I know very little about them, but DEFINELTY get 3.5mm.  USB would be just plain dumb because it would emulate another sound card.  Personally, I think USB soundcards are a waste because how USB works...  Well, unless you're just drawing power from USB


----------



## Adam Warren

LTB LTB-AC97-M True 5.1 surround sound headphones with Mic -Retail $59.00
I ordered these, there not here yet tho! they come with a mic, so im happy


----------



## 691175002

I suggest you read reviews on each option you have.  For example they said the most exepnsive one had very good surround sound but had weak base and gave it a 8 on 10.
http://www.phoronix.com/scan.php?page=article&item=142&num=3
Just find reviews on google by typing the name of the product and review.
The LTB LTB-AC97-M True 5.1 surround sound headphones with Mic also performed very well: http://www.geekextreme.com/content/view/8274/20/1/3/.


----------



## lynx6200

I heard the $300 bose headphones are pretty nice, but unless you have cash to burn, Im sure you can get plenty of other comparable products for less.


----------



## Adam Warren

Here are the ones that i ordered http://www.tigerdirect.ca/applications/SearchTools/item-details.asp?EdpNo=1219592&Tab=11&NoMapp=0


----------



## marquita188

I'm leaning towards the KY-100 and the LTB headphones.
KY-100 because of all the cables it comes with and the LTB because of sound quality.


----------



## kof2000

yes the BOSE headphones are 300 dollars but you can split pay and pay only 11 dollars each month.


----------



## Gigabyte426

I would say the LTB w/ mic, cheap yet most respectable brand in the bunch.


----------



## marquita188

I when with the KINYO KY-100 5.1 Channel Headphone - Retail $40.49


----------



## Beyond

what will they be used for?  

are headphones the only option?


----------



## marquita188

Beyond said:
			
		

> what will they be used for?
> are headphones the only option?



listen to music, and no just the ones around my price range 30 - 60


----------



## Beyond

marquita188 said:
			
		

> listen to music, and no just the ones around my price range 30 - 60



what music genres do you generally listen to?


----------



## marquita188

Beyond said:
			
		

> what music genres do you generally listen to?
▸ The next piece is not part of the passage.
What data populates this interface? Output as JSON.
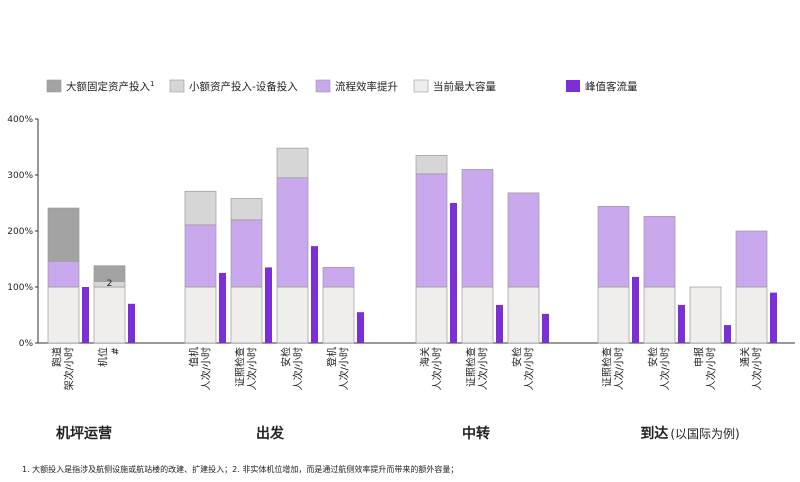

R&B, NewJack Swing, Soul, House, some Pop n Rock, etc.

and u?


----------



## Beyond

marquita188 said:
			
		

> R&B, NewJack Swing, Soul, House, some Pop n Rock, etc.
> 
> and u?



these would be great headphones for you, then:

http://www.headphone.com/products/headphones/earpad/grado-sr-60.php

and if you could up your budget a little bit more, you'll get much better:

http://www.headphone.com/products/headphones/earpad/grado-sr-60.php

the first headphones, called the Music Series Ones (MS-1s)

you'll need a decent sound card, though..


----------